Crypto hits the laws of physics (and the laws itself)
The laws of physics still apply
Another week, another crypto group blew up.
The firm Celsius has been promising ‘safe’ interest rates of 18%. A bank run has commenced, much of their customer deposits appear locked in illiquid situations indefinitely, and they have halted withdrawals. Their solvency is unclear as of now. This is the second major ‘high-interest rate’ crypto scheme to spectacularly implode in a month. Many people have lost their life savings, and Canadian pensions appear hurt as well. Celsius has a US entity, so there will certainly be regulations and crackdowns stemming from this debacle.
The obvious takeaway should be that ‘risk-free’ rates cannot exceed the long-run returns of US equities (themselves a volatile and risky product). There’s no magic source of yield. I’ve looked up and down crypto and found none.

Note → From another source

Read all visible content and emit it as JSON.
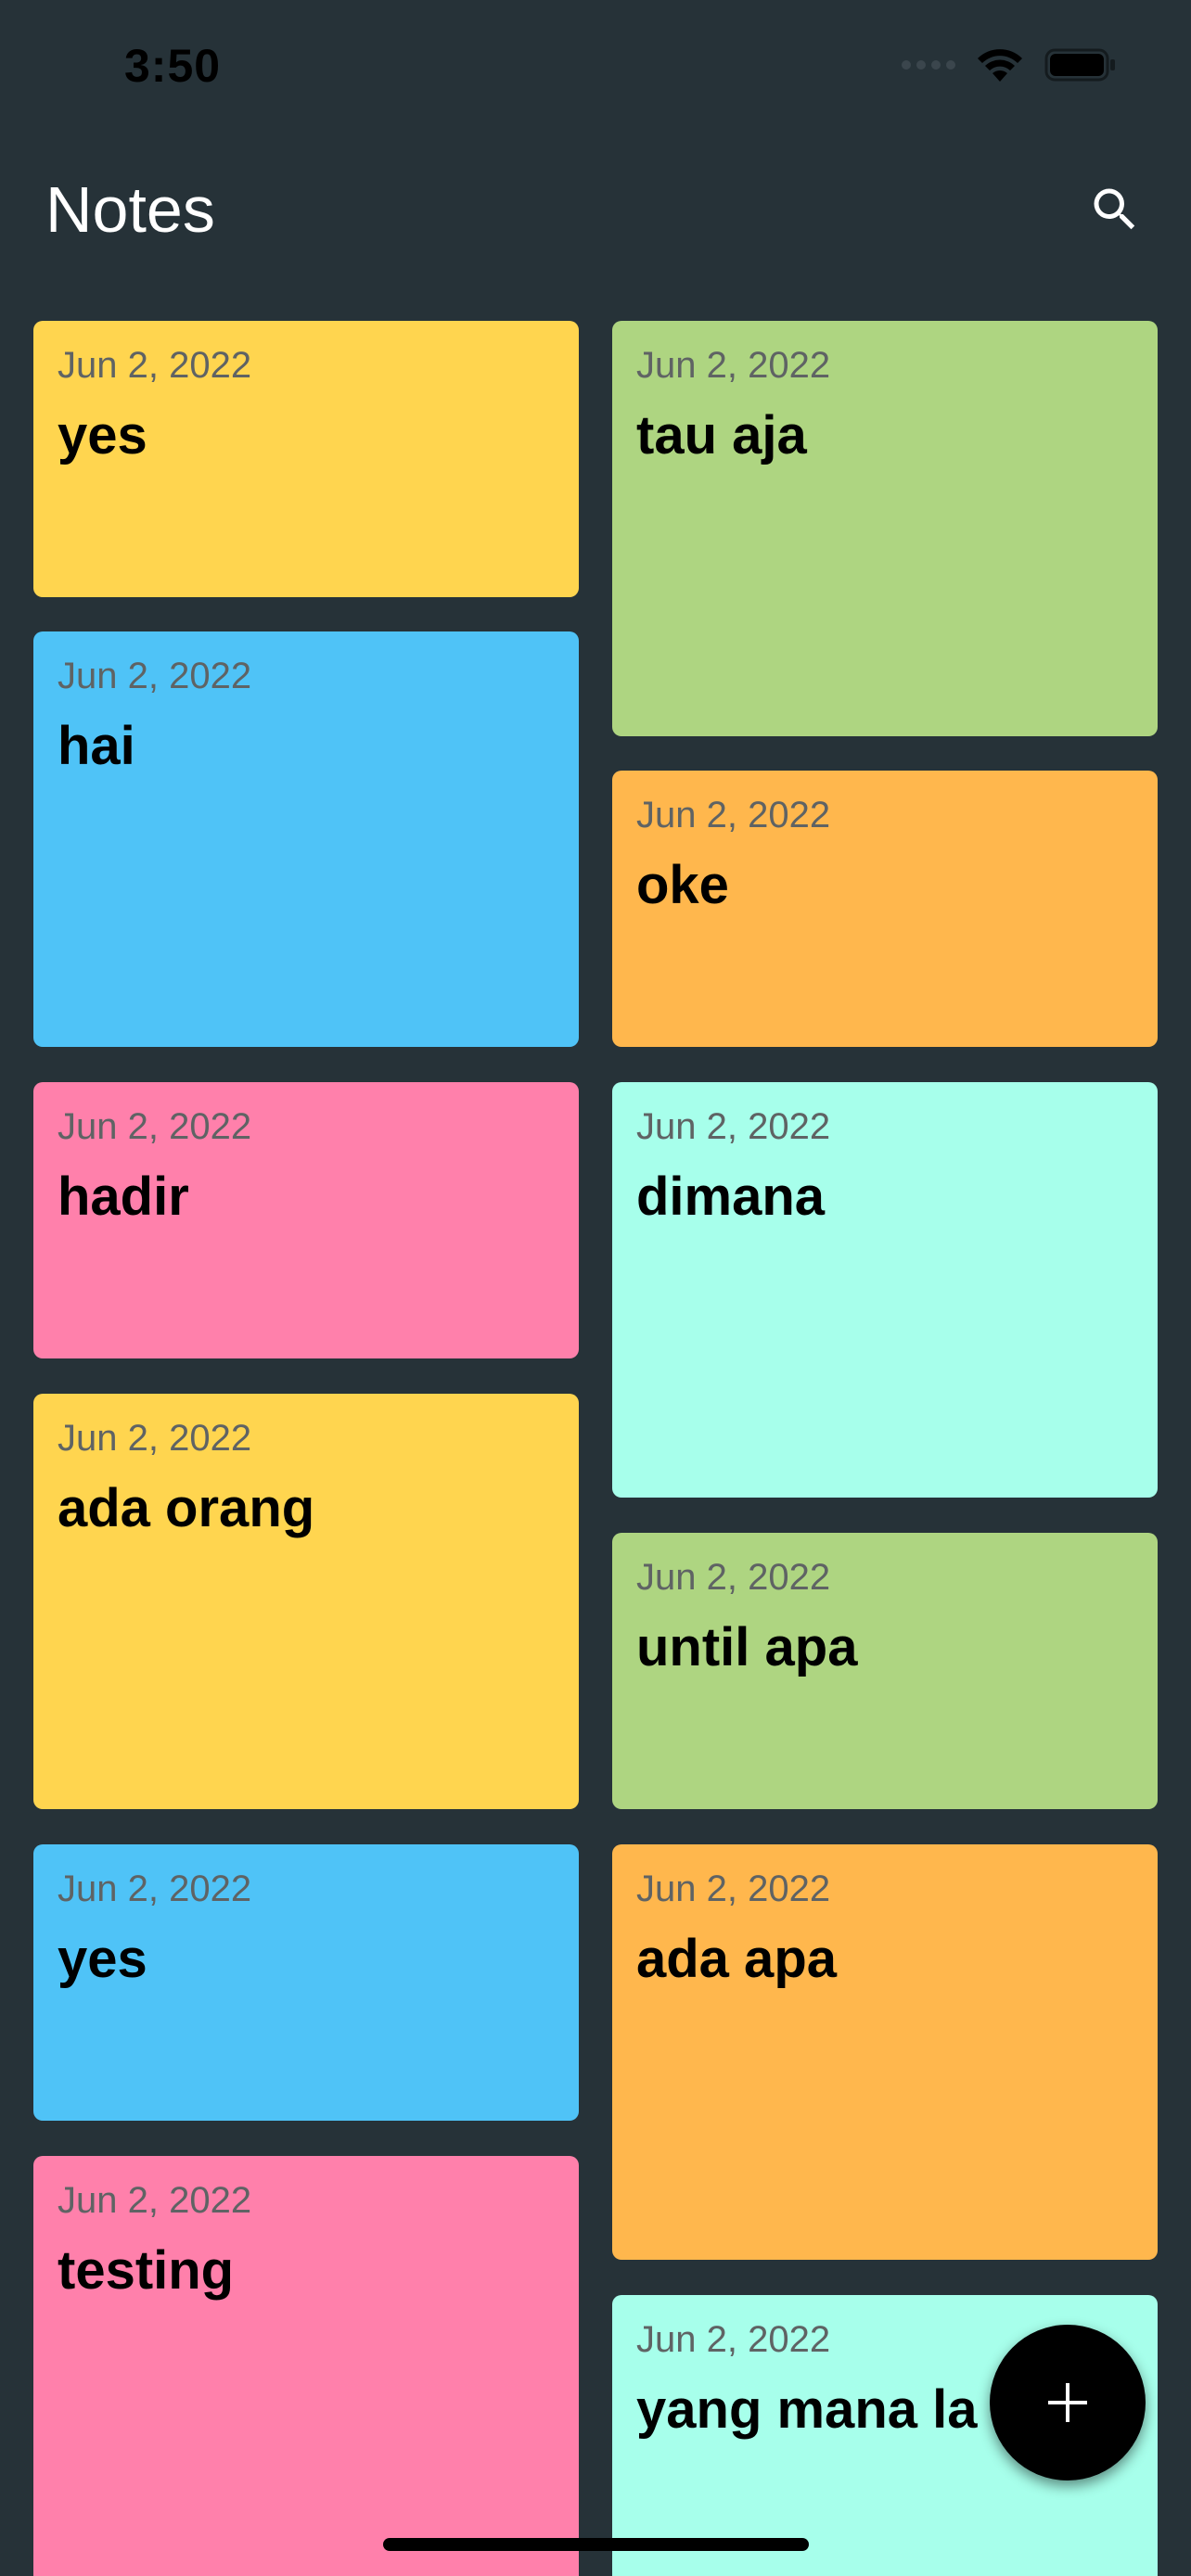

The bigger question/issue is what will remain of ‘DeFi’ after all of this. Decentralize Finance was a major driver of smart contract volume (and price appreciation of instruments like Ethereum and Solana). Celsius alone is 30-40% of some major ‘Defi Protocols’.
The legal laws still apply too
While Celsius is an enormous dumpster fire, it feels oddly pedestrian given the Luna implosion a mere month ago. BlockFi and others may go down too. Arguably more interesting is this precedent to be set for DAOs.
For those less familiar, DAOs are ostensibly organizations that are both decentralized and autonomous. Ultimately DAOs Achilles heel is they have a hard time interacting with the off-chain real world. In practice, they are shadowy (and likely sometimes unregistered) C corporations run by a few dudes in a Discord chat. While inner circles execute and run things at the end of the day, a veneer of “the community decides” is painted over the top.
The question we are about to answer is: what happens when a DAO decides to violate contracts and/or the law? An organization Merit Circle DAO (whom I’d never heard of) just voted to reneg on one major investor that stands to make substantial gains. The leaders/developers are attempting to hide behind a defense of “we are beholden to the vote of the DAO”.
Most likely – the court system will not take kindly to a Discord chat reneging on a valid contract. If the IRL legal system still applies, what is a DAO except as a polling system for your fans? I’m not a legal expert, but I would expect to be sued if I were involved with this debacle. An even more chilling precedent (which is almost certain not to occur) would be if the DAO succeeds. Even if the lawsuit succeeds, what if the smart contract is not designed to undo the will of the mob? No investor would put another dollar into those vehicles again.
I am reminded of the book The Sovereign Individual that many crypto aficionados reference. The book made a claim that with digital money, jurisdictions will need to accept the rules of the digital sphere or be cut off from investment. More and more I suspect the opposite: that digital money will need to accept the laws of the offline world or it will be cut off from investment.